The "major questions doctrine" established in the Supreme Court decision West Virginia v. EPA does not apply to the question of whether a protest needed to be filed with CBP to retroactively apply Section 301 duty exclusions, the U.S. argued in an Oct. 28 brief opposing a motion for panel rehearing or rehearing en banc at the U.S. Court of Appeals for the Federal Circuit. Even if the major questions doctrine did apply, CBP acted in line with the clear authority granted by Congress in collecting Section 301 duties from plaintiff-appellants ARP Materials and Harrison Steel Castings, the brief said (ARP Materials v. United States, Fed. Cir. #21-2176).
CBP's decision not to pay out interest assessed after liquidation, known as delinquency interest, on collected antidumping and countervailing duties violates the plain language of the Continued Dumping and Subsidy Offset Act of 2000, groups of plaintiff-appellants argued in two opening briefs in two different cases at the U.S. Court of Appeals for the Federal Circuit. One brief, penned by appellants led by Hilex Poly Co. and American Drew, said that even if the law was ambiguous, CBP has failed to exercise any authority "in a way that deserves deference" (Hilex Poly Co. v. United States, Fed. Cir. #22-2106) (Adee Honey Farms v. United States, Fed. Cir. #22-2105).

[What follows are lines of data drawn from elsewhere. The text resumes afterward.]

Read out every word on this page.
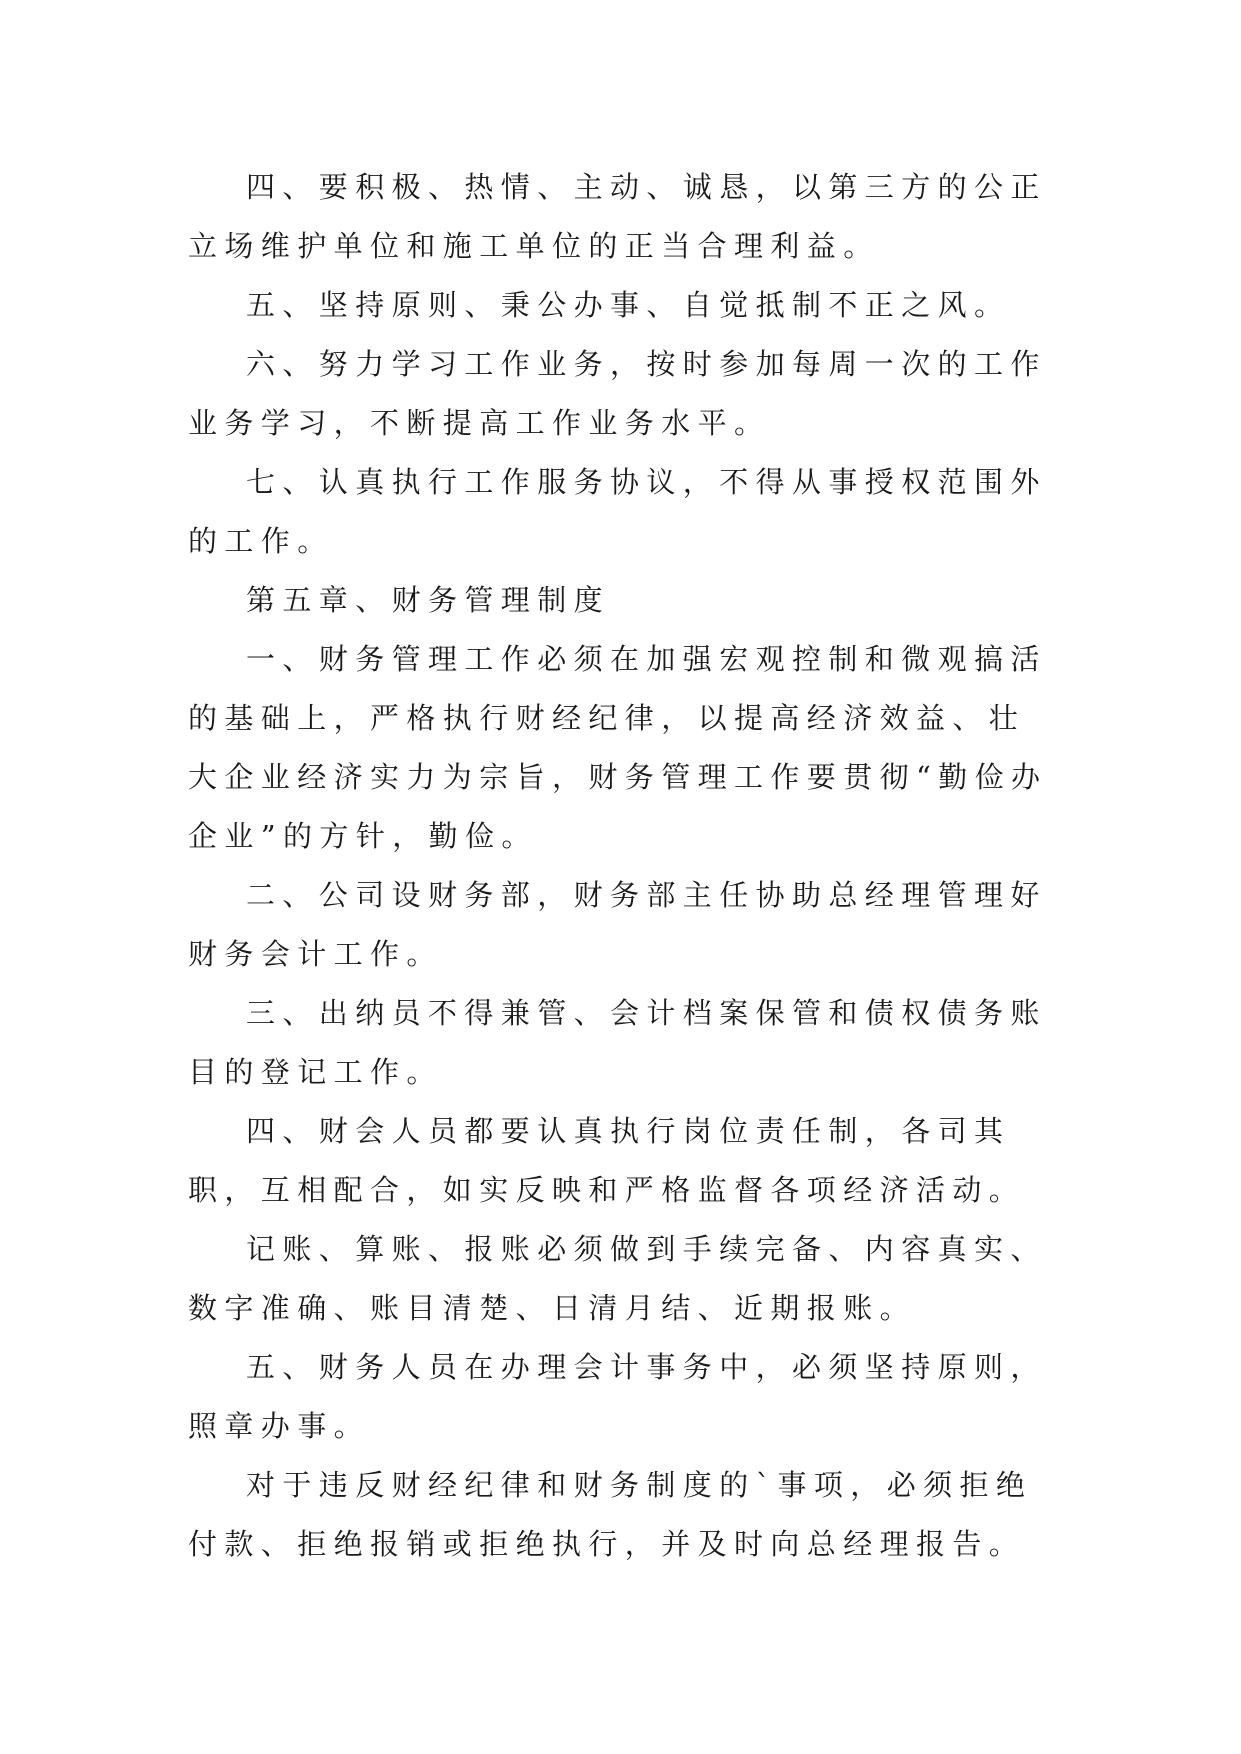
四、要积极、热情、主动、诚恳，以第三方的公正立场维护单位和施工单位的正当合理利益。

五、坚持原则、秉公办事、自觉抵制不正之风。

六、努力学习工作业务，按时参加每周一次的工作业务学习，不断提高工作业务水平。

七、认真执行工作服务协议，不得从事授权范围外的工作。

第五章、财务管理制度

一、财务管理工作必须在加强宏观控制和微观搞活的基础上，严格执行财经纪律，以提高经济效益、壮大企业经济实力为宗旨，财务管理工作要贯彻“勤俭办企业”的方针，勤俭。

二、公司设财务部，财务部主任协助总经理管理好财务会计工作。

三、出纳员不得兼管、会计档案保管和债权债务账目的登记工作。

四、财会人员都要认真执行岗位责任制，各司其职，互相配合，如实反映和严格监督各项经济活动。

记账、算账、报账必须做到手续完备、内容真实、数字准确、账目清楚、日清月结、近期报账。

五、财务人员在办理会计事务中，必须坚持原则，照章办事。

对于违反财经纪律和财务制度的`事项，必须拒绝付款、拒绝报销或拒绝执行，并及时向总经理报告。
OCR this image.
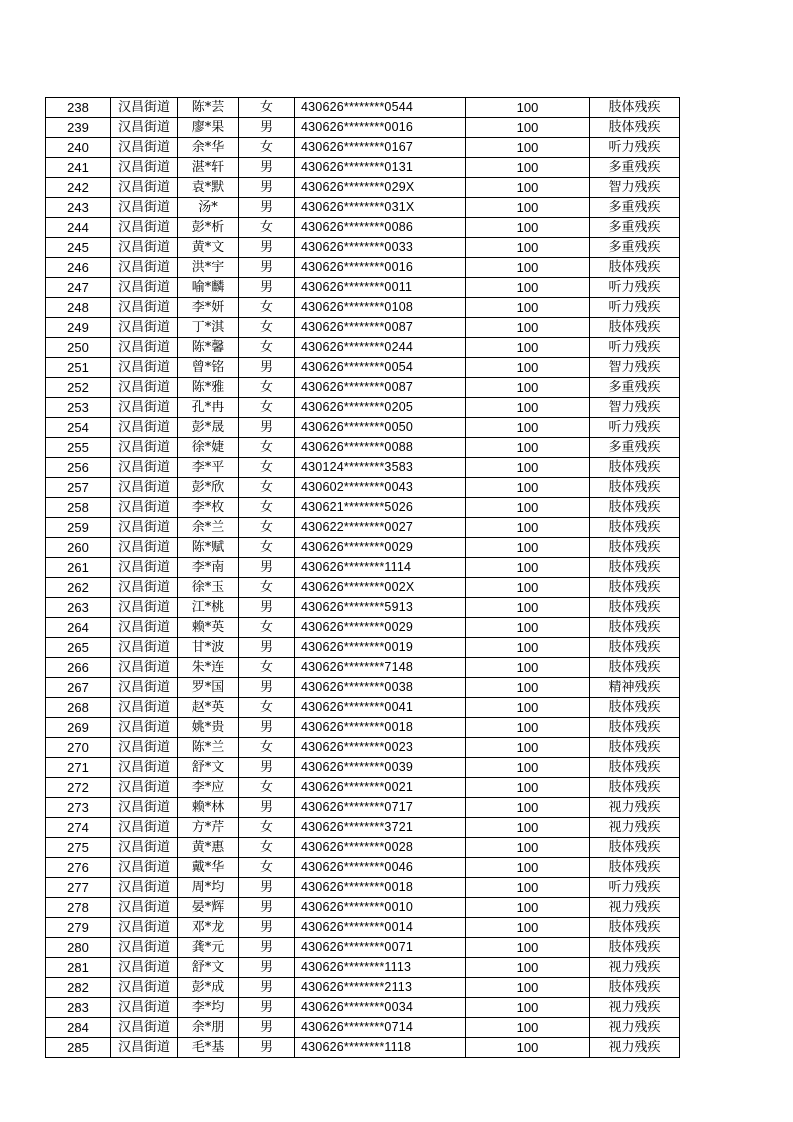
238	汉昌街道	陈*芸	女	430626********0544	100	肢体残疾
239	汉昌街道	廖*果	男	430626********0016	100	肢体残疾
240	汉昌街道	余*华	女	430626********0167	100	听力残疾
241	汉昌街道	湛*轩	男	430626********0131	100	多重残疾
242	汉昌街道	袁*默	男	430626********029X	100	智力残疾
243	汉昌街道	汤*	男	430626********031X	100	多重残疾
244	汉昌街道	彭*析	女	430626********0086	100	多重残疾
245	汉昌街道	黄*文	男	430626********0033	100	多重残疾
246	汉昌街道	洪*宇	男	430626********0016	100	肢体残疾
247	汉昌街道	喻*麟	男	430626********0011	100	听力残疾
248	汉昌街道	李*妍	女	430626********0108	100	听力残疾
249	汉昌街道	丁*淇	女	430626********0087	100	肢体残疾
250	汉昌街道	陈*馨	女	430626********0244	100	听力残疾
251	汉昌街道	曾*铭	男	430626********0054	100	智力残疾
252	汉昌街道	陈*雅	女	430626********0087	100	多重残疾
253	汉昌街道	孔*冉	女	430626********0205	100	智力残疾
254	汉昌街道	彭*晟	男	430626********0050	100	听力残疾
255	汉昌街道	徐*婕	女	430626********0088	100	多重残疾
256	汉昌街道	李*平	女	430124********3583	100	肢体残疾
257	汉昌街道	彭*欣	女	430602********0043	100	肢体残疾
258	汉昌街道	李*枚	女	430621********5026	100	肢体残疾
259	汉昌街道	余*兰	女	430622********0027	100	肢体残疾
260	汉昌街道	陈*赋	女	430626********0029	100	肢体残疾
261	汉昌街道	李*南	男	430626********1114	100	肢体残疾
262	汉昌街道	徐*玉	女	430626********002X	100	肢体残疾
263	汉昌街道	江*桃	男	430626********5913	100	肢体残疾
264	汉昌街道	赖*英	女	430626********0029	100	肢体残疾
265	汉昌街道	甘*波	男	430626********0019	100	肢体残疾
266	汉昌街道	朱*连	女	430626********7148	100	肢体残疾
267	汉昌街道	罗*国	男	430626********0038	100	精神残疾
268	汉昌街道	赵*英	女	430626********0041	100	肢体残疾
269	汉昌街道	姚*贵	男	430626********0018	100	肢体残疾
270	汉昌街道	陈*兰	女	430626********0023	100	肢体残疾
271	汉昌街道	舒*文	男	430626********0039	100	肢体残疾
272	汉昌街道	李*应	女	430626********0021	100	肢体残疾
273	汉昌街道	赖*林	男	430626********0717	100	视力残疾
274	汉昌街道	方*芹	女	430626********3721	100	视力残疾
275	汉昌街道	黄*惠	女	430626********0028	100	肢体残疾
276	汉昌街道	戴*华	女	430626********0046	100	肢体残疾
277	汉昌街道	周*均	男	430626********0018	100	听力残疾
278	汉昌街道	晏*辉	男	430626********0010	100	视力残疾
279	汉昌街道	邓*龙	男	430626********0014	100	肢体残疾
280	汉昌街道	龚*元	男	430626********0071	100	肢体残疾
281	汉昌街道	舒*文	男	430626********1113	100	视力残疾
282	汉昌街道	彭*成	男	430626********2113	100	肢体残疾
283	汉昌街道	李*均	男	430626********0034	100	视力残疾
284	汉昌街道	余*朋	男	430626********0714	100	视力残疾
285	汉昌街道	毛*基	男	430626********1118	100	视力残疾
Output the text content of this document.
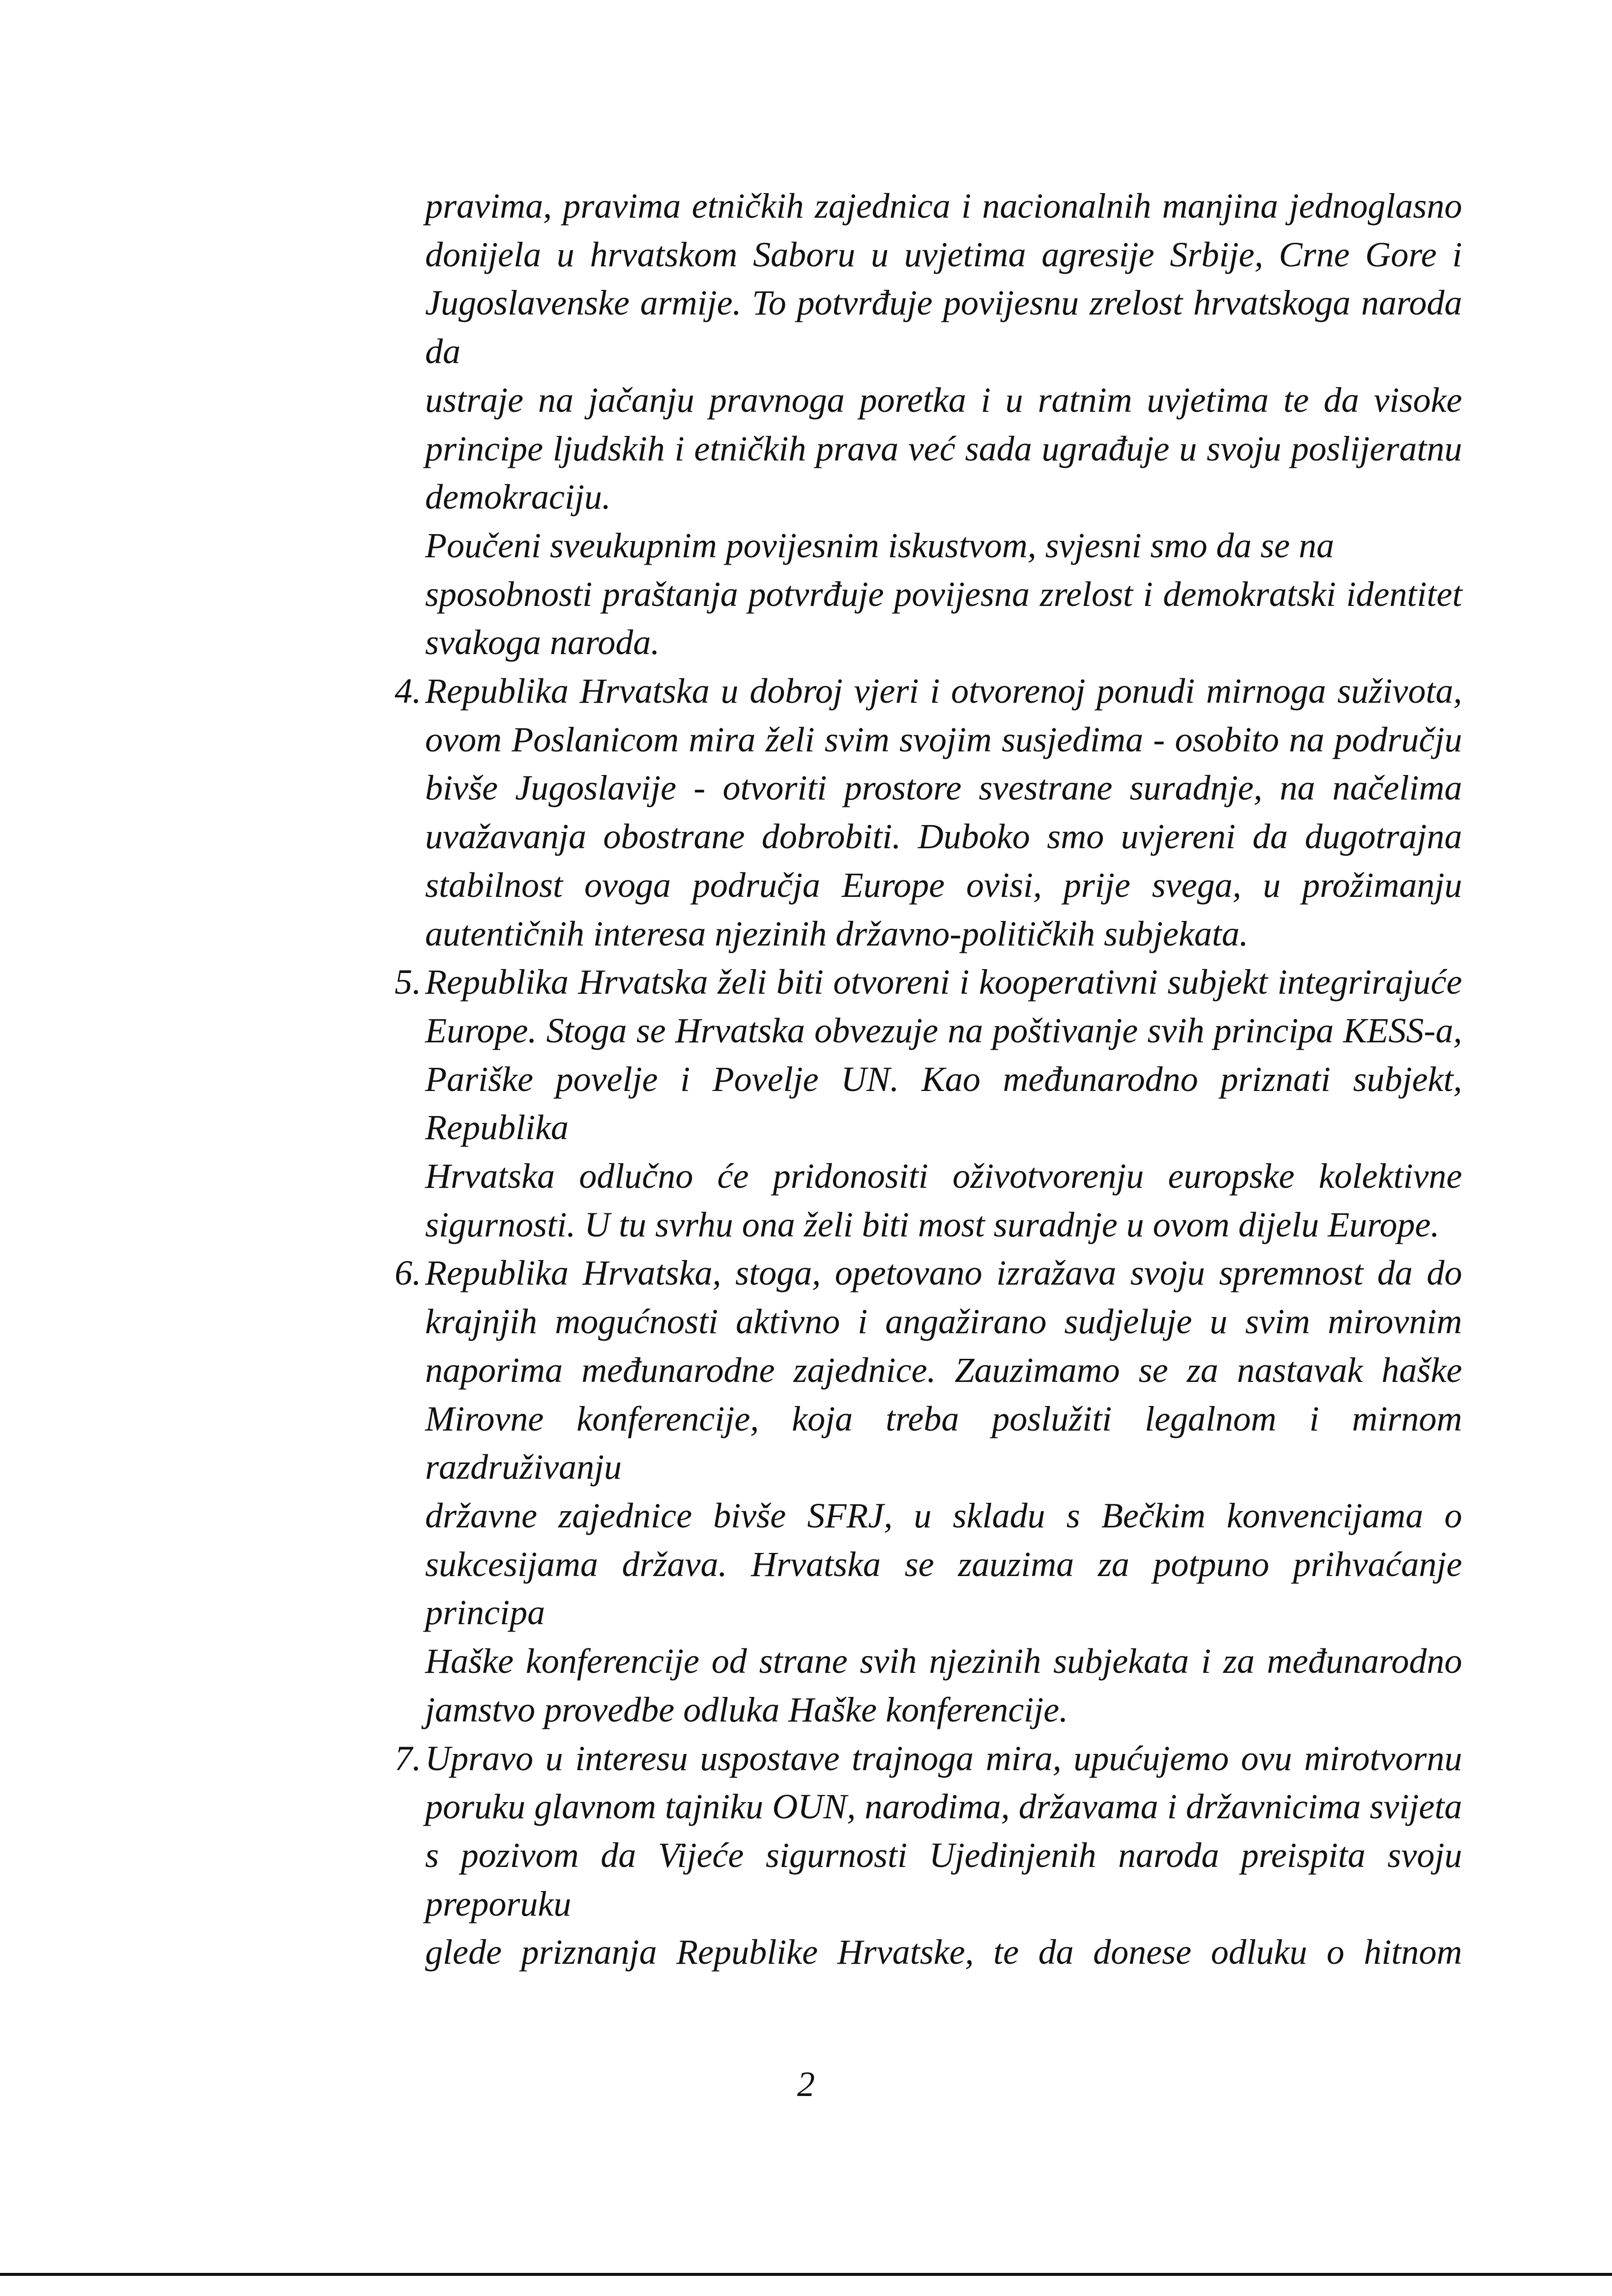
pravima, pravima etničkih zajednica i nacionalnih manjina jednoglasno
donijela u hrvatskom Saboru u uvjetima agresije Srbije, Crne Gore i
Jugoslavenske armije. To potvrđuje povijesnu zrelost hrvatskoga naroda da
ustraje na jačanju pravnoga poretka i u ratnim uvjetima te da visoke
principe ljudskih i etničkih prava već sada ugrađuje u svoju poslijeratnu
demokraciju.
Poučeni sveukupnim povijesnim iskustvom, svjesni smo da se na
sposobnosti praštanja potvrđuje povijesna zrelost i demokratski identitet
svakoga naroda.
4. Republika Hrvatska u dobroj vjeri i otvorenoj ponudi mirnoga suživota,
ovom Poslanicom mira želi svim svojim susjedima - osobito na području
bivše Jugoslavije - otvoriti prostore svestrane suradnje, na načelima
uvažavanja obostrane dobrobiti. Duboko smo uvjereni da dugotrajna
stabilnost ovoga područja Europe ovisi, prije svega, u prožimanju
autentičnih interesa njezinih državno-političkih subjekata.
5. Republika Hrvatska želi biti otvoreni i kooperativni subjekt integrirajuće
Europe. Stoga se Hrvatska obvezuje na poštivanje svih principa KESS-a,
Pariške povelje i Povelje UN. Kao međunarodno priznati subjekt, Republika
Hrvatska odlučno će pridonositi oživotvorenju europske kolektivne
sigurnosti. U tu svrhu ona želi biti most suradnje u ovom dijelu Europe.
6. Republika Hrvatska, stoga, opetovano izražava svoju spremnost da do
krajnjih mogućnosti aktivno i angažirano sudjeluje u svim mirovnim
naporima međunarodne zajednice. Zauzimamo se za nastavak haške
Mirovne konferencije, koja treba poslužiti legalnom i mirnom razdruživanju
državne zajednice bivše SFRJ, u skladu s Bečkim konvencijama o
sukcesijama država. Hrvatska se zauzima za potpuno prihvaćanje principa
Haške konferencije od strane svih njezinih subjekata i za međunarodno
jamstvo provedbe odluka Haške konferencije.
7. Upravo u interesu uspostave trajnoga mira, upućujemo ovu mirotvornu
poruku glavnom tajniku OUN, narodima, državama i državnicima svijeta
s pozivom da Vijeće sigurnosti Ujedinjenih naroda preispita svoju preporuku
glede priznanja Republike Hrvatske, te da donese odluku o hitnom
2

The Commerce Department abused its discretion by denying respondent Ajmal Steel Tubes & Pipes' late-filed submission in an antidumping duty review while giving itself a far greater delay, the Court of International Trade ruled in an Oct. 28 opinion. Ajmal claimed that COVID-19-related difficulties caused the less-than-two-hour delay. While Judge Jane Restani ruled that it could be considered reasonable for Commerce to have rejected the filing on these grounds, the judge said that the agency abused its discretion by ignoring its own actions, which caused a far more considerable delay in the proceeding.
A company's information shared with counsel jointly representing another firm is not treated as confidential and "cannot serve as a basis for a conflict claim," counsel for defendant-intervenor Coalition of Freight Coupler Producers argued in an Oct. 26 reply brief at the Court of International Trade. Plaintiffs, led by Amsted Rail Co. (ARC) cannot claim that the coalition's counsel -- led by Daniel Pickard of Buchanan Ingersoll -- violated the D.C. Bar's rules of ethics, Pickard said (Amsted Rail Co. v. ITC, CIT #22-00307).
CBP cannot collect on a bond due 14 years ago by claiming a breach occurred only when CBP demanded payment through the agency's own error, Aegis Security Insurance Company said in an Oct. 21 response brief and request for dismissal at the Court of International Trade (United States v. Aegis Security Insurance Co., CIT #20-03628).